The man holding her captive couldn’t be Oliver Ryan Connor.

Oliver was dead.

Wasn’t he?
Wasn’t he?

Eyes shut, lips pursed, Erin tried to recall what little she had ever known about Lydia’s son.

Most of what she’d heard had been local gossip, circulated in school. The murder-suicide had been a noteworthy local news item in 1968, and even in the mid-’70s, when Erin and Annie were growing up in Lydia’s house, it had not been forgotten. Other kids their age had heard the details from older siblings, and when they learned the two girls were living with Lydia Connor, they had talked.

From them, and later in more detail from the library’s newspaper archives, Erin had learned how Lincoln Connor had tracked down his son, shot him, and turned the gun on himself.

That was the official version, at least, the one accepted by everybody. But suppose it wasn’t the truth. Suppose Oliver hadn’t died in that clearing of Prescott National Forest, but somehow had duped the authorities into believing otherwise.

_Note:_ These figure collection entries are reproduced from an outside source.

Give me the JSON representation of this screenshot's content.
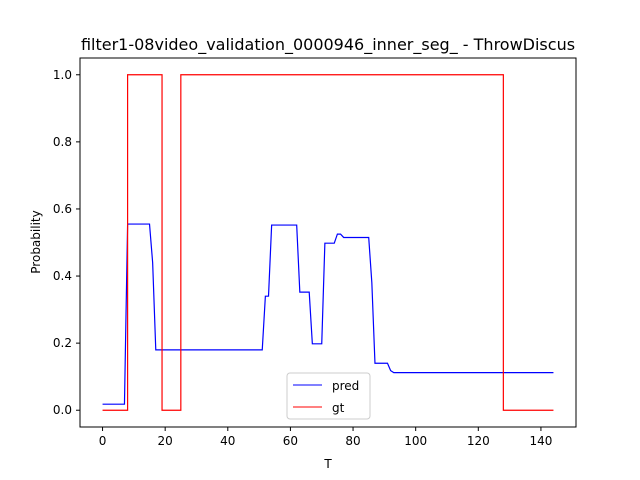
{
  "chart_data": {
    "type": "line",
    "title": "filter1-08video_validation_0000946_inner_seg_ - ThrowDiscus",
    "xlabel": "T",
    "ylabel": "Probability",
    "xlim": [
      -7.2,
      151.2
    ],
    "ylim": [
      -0.05,
      1.05
    ],
    "xticks": [
      0,
      20,
      40,
      60,
      80,
      100,
      120,
      140
    ],
    "xtick_labels": [
      "0",
      "20",
      "40",
      "60",
      "80",
      "100",
      "120",
      "140"
    ],
    "yticks": [
      0.0,
      0.2,
      0.4,
      0.6,
      0.8,
      1.0
    ],
    "ytick_labels": [
      "0.0",
      "0.2",
      "0.4",
      "0.6",
      "0.8",
      "1.0"
    ],
    "grid": false,
    "legend_position": "lower center",
    "series": [
      {
        "name": "pred",
        "color": "#0000ff",
        "points": [
          [
            0,
            0.018
          ],
          [
            7,
            0.018
          ],
          [
            8,
            0.555
          ],
          [
            15,
            0.555
          ],
          [
            16,
            0.44
          ],
          [
            17,
            0.18
          ],
          [
            51,
            0.18
          ],
          [
            52,
            0.34
          ],
          [
            53,
            0.34
          ],
          [
            54,
            0.552
          ],
          [
            62,
            0.552
          ],
          [
            63,
            0.352
          ],
          [
            66,
            0.352
          ],
          [
            67,
            0.198
          ],
          [
            70,
            0.198
          ],
          [
            71,
            0.498
          ],
          [
            74,
            0.498
          ],
          [
            75,
            0.525
          ],
          [
            76,
            0.525
          ],
          [
            77,
            0.515
          ],
          [
            85,
            0.515
          ],
          [
            86,
            0.38
          ],
          [
            87,
            0.14
          ],
          [
            91,
            0.14
          ],
          [
            92,
            0.118
          ],
          [
            93,
            0.112
          ],
          [
            144,
            0.112
          ]
        ]
      },
      {
        "name": "gt",
        "color": "#ff0000",
        "points": [
          [
            0,
            0
          ],
          [
            8,
            0
          ],
          [
            8,
            1
          ],
          [
            19,
            1
          ],
          [
            19,
            0
          ],
          [
            25,
            0
          ],
          [
            25,
            1
          ],
          [
            128,
            1
          ],
          [
            128,
            0
          ],
          [
            144,
            0
          ]
        ]
      }
    ]
  }
}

Suppose he’d changed his identity, relocated to the Great Lakes region, only to find that his first episode of homicidal violence wasn’t enough, that the same compulsion to kill would rise in him periodically, when his fingers would tingle and his ears would chime.

The aura phase. First stage of a seizure, perhaps an epileptic fugue state ...

“Of course,” Erin murmured.

He
was
Oliver. He must be.

Because she, too, was an epileptic. For both of them to suffer from variants of the same affliction could not be a coincidence.

Having studied epilepsy to better understand her own condition, she knew how rare it was. Less than one percent of the general population exhibited the syndrome. But among children of epileptics, the percentage ran as high as six percent. And when both parents had epilepsy, the percentage of affected children rose to twenty-five percent, clearly demonstrating the affliction’s hereditary component.

Among the Morgans, only Lydia had shown any epileptic tendencies—occasional petit-mal seizures with retrograde amnesia. Presumably either Rose Morgan or her husband, Joseph, Erin’s maternal grandparents, had carried a genetic predisposition toward seizures without exhibiting identifiable symptoms.

Both Lydia and Maureen must have inherited the trait, though Maureen never had shown any evidence of it. The syndrome had been passed on from Maureen to Erin, and from Lydia to Oliver.

“We’re family,” she whispered, blinking at the thought. “He and I—the same background. Same blood ...”

And if he had bought the ranch of his childhood, kidnapped his cousin—his foster sister, in fact—then he must want something from her, something more than therapy.

She couldn’t guess what it was. Perhaps he himself didn’t know.

But whatever it was he wanted, she would find out soon enough. When she did, she would understand him.

And then, almost certainly, she would die.